Departemen Kehakiman mempertimbangkan, tetapi memutuskan untuk tidak menggunakan FBI saat menyelidiki Presiden Biden karena memiliki dokumen rahasia.

Departemen Kehakiman mempertimbangkan, tetapi memutuskan untuk tidak menggunakan FBI saat menyelidiki Presiden Biden karena memiliki dokumen rahasia.
(Gambar Langsung untuk Fox News Digital)

Investigasi penasihat khusus terhadap Biden diluncurkan hanya beberapa bulan setelah penyelidikan serupa terhadap mantan Presiden Donald Trump, yang menyimpan dokumen rahasia di properti Mar-a-Lago miliknya di Florida. Dalam kasus itu, FBI menggerebek properti Trump setelah agensi mencurigai ada lebih banyak dokumen daripada yang diyakini sebelumnya berdasarkan wawancara dan negosiasi yang gagal untuk menyerahkannya. Trump mengklaim dia tidak melakukan kesalahan dalam masalah ini.

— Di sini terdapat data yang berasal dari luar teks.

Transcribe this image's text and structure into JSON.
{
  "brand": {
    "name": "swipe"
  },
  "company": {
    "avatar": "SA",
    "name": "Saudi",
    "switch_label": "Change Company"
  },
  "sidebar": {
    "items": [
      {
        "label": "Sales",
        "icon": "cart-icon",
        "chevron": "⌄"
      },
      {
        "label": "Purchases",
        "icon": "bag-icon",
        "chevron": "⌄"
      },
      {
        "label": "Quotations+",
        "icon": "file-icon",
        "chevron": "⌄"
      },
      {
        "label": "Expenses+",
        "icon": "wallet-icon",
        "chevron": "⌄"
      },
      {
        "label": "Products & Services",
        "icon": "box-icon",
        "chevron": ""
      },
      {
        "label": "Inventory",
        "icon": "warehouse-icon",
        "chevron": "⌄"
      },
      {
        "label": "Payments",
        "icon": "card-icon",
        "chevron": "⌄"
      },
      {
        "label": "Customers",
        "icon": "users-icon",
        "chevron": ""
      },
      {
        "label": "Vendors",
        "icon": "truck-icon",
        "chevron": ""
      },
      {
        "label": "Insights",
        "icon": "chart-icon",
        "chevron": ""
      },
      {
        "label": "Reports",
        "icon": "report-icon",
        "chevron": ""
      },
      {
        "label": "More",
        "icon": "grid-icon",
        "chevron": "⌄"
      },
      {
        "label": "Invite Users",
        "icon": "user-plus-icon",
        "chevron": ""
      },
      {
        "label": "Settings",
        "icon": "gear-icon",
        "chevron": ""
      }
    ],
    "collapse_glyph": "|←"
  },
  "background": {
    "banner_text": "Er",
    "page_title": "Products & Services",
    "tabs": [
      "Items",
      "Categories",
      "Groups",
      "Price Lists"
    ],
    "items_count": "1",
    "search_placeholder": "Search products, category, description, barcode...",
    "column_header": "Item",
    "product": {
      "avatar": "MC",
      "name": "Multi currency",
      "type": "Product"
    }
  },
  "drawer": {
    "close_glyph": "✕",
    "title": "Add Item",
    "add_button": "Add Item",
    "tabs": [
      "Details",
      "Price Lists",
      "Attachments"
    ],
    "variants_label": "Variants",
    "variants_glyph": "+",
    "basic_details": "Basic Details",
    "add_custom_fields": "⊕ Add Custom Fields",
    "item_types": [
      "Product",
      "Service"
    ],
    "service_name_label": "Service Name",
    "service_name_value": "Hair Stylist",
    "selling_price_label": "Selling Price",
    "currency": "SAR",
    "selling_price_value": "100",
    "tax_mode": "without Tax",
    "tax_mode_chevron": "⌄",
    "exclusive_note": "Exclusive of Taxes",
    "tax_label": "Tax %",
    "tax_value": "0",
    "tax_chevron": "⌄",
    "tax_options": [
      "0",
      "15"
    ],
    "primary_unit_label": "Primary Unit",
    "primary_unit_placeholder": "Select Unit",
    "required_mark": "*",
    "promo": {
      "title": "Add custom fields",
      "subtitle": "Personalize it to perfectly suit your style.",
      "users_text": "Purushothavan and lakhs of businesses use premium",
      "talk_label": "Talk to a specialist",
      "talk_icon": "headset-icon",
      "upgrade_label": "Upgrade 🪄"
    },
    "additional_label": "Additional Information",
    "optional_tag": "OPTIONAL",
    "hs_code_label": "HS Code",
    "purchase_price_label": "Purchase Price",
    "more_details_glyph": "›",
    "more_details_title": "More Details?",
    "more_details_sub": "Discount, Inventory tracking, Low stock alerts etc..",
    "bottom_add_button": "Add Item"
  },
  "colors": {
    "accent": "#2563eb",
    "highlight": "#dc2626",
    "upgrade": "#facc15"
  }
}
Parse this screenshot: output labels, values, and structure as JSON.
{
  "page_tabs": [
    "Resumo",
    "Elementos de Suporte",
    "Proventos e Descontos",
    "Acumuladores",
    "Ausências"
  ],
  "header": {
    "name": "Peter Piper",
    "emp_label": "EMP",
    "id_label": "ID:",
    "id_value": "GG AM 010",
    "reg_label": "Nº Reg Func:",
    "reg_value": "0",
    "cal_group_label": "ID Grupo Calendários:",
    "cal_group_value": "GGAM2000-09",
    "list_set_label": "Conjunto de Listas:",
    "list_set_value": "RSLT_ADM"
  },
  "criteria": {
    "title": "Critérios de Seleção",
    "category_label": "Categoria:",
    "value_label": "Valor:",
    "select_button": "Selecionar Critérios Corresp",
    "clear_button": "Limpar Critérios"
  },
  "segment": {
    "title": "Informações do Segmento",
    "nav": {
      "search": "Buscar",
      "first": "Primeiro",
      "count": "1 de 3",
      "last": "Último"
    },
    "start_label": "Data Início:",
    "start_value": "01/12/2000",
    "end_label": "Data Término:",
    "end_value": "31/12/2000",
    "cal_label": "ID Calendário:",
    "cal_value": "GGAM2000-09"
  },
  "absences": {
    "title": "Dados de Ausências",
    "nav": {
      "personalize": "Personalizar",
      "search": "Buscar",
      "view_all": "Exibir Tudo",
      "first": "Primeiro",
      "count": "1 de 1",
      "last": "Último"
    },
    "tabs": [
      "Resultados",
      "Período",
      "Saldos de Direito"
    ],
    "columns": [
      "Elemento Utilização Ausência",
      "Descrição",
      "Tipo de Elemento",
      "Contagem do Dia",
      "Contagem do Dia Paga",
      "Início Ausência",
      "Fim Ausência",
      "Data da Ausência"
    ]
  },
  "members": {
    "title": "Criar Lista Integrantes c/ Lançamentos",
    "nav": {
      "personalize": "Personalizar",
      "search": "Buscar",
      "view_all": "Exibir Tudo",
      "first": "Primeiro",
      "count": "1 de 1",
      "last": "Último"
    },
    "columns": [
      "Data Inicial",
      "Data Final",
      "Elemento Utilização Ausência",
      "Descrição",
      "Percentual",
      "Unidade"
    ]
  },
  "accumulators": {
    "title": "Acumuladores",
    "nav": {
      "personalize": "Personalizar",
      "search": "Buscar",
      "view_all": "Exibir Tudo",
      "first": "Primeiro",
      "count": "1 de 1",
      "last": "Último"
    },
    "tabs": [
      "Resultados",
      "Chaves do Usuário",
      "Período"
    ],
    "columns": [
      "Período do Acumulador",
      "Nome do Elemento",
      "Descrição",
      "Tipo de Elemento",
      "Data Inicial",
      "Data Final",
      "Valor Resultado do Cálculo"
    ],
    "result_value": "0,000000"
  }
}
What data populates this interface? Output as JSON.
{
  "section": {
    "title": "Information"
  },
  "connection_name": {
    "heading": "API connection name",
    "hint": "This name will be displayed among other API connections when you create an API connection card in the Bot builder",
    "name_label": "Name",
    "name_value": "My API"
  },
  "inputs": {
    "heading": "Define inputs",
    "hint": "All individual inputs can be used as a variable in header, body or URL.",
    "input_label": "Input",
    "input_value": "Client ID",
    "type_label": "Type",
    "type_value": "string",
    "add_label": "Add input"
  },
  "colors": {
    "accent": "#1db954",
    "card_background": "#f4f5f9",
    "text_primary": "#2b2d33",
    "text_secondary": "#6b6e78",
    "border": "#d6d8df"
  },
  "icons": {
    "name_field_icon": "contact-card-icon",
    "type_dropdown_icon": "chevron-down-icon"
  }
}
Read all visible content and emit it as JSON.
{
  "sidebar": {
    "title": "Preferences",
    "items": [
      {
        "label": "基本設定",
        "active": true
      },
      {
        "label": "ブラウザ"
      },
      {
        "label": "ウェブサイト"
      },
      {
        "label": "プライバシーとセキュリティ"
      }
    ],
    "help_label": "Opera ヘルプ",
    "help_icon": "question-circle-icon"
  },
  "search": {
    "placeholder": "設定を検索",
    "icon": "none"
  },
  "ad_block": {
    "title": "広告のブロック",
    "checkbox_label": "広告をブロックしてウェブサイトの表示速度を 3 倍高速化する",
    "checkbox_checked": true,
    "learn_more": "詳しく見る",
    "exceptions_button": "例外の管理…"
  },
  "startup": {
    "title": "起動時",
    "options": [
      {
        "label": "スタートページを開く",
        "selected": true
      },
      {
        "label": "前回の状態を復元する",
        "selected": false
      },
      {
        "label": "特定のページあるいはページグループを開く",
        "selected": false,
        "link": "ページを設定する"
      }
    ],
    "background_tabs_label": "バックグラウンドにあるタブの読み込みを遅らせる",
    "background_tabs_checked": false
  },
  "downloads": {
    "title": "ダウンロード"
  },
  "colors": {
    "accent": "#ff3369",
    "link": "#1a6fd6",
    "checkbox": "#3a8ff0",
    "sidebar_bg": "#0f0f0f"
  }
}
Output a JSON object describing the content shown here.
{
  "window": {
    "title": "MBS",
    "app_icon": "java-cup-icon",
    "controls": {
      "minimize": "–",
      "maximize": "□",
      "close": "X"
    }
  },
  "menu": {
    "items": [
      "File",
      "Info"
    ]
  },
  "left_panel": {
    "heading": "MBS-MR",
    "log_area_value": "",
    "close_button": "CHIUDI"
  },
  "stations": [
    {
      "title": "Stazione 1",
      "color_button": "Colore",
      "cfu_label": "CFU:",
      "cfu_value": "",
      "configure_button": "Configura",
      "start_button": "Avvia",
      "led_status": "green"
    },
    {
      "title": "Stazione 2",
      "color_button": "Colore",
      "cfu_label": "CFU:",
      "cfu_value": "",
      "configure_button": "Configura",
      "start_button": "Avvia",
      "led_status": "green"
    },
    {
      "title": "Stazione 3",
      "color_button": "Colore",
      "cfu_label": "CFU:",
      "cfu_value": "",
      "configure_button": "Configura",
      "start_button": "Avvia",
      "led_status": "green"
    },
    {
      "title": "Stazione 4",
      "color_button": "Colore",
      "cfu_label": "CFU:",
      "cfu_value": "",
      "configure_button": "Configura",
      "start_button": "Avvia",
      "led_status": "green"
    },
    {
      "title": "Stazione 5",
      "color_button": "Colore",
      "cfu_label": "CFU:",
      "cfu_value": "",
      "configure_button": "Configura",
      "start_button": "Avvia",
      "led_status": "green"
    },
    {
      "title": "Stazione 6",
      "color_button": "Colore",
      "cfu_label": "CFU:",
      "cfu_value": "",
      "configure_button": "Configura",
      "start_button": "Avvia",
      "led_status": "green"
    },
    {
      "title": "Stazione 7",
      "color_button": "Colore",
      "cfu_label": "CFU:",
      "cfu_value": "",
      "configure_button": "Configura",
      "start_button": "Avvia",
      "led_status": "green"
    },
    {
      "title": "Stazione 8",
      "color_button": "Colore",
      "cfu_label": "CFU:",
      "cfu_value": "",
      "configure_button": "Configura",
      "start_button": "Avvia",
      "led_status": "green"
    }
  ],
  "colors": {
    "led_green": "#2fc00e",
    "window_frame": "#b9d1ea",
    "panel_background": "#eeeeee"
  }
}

DOKUMEN RAHASIA YANG DITEMUKAN DI GARASI BIDEN MEMBAWA FOKUS BARU PADA PENOLAKAN UNTUK MEMBERIKAN LOG PENGUNJUNG DELAWARE

Petugas penegak hukum setempat terlihat di depan rumah mantan Presiden Donald Trump di Mar-A-Lago di Palm Beach, Florida pada 9 Agustus 2022.

Petugas penegak hukum setempat terlihat di depan rumah mantan Presiden Donald Trump di Mar-A-Lago di Palm Beach, Florida pada 9 Agustus 2022.
(GIORGIO VIERA/AFP melalui Getty Images)

KLIK DI SINI UNTUK MENDAPATKAN APLIKASI FOX NEWS

Departemen Kehakiman telah bekerja untuk menjaga kedua penyelidikan terpisah, Jurnal dilaporkan.

Gedung Putih menekankan bahwa kasus Biden berbeda karena timnya bekerja sama dengan DOJ dan Arsip Nasional, sementara tim Trump menolak permintaan untuk menyerahkan dokumen rahasia. Gedung Putih tidak mengungkapkan bahwa kumpulan dokumen rahasia tambahan ditemukan di properti Biden setelah berita tentang pemulihan pertama tersiar.

SUMBER / SOURCE

Situs Bandar Togel Online Terpercaya bisa anda akses langsung di TOTOCC, TOTOCC adalah situs bandar togel dengan pasaran togel terlengkap. Anda bisa bermain langsung dan melihat hasil langsung dari togel hari ini hanya di TOTOCC.COM.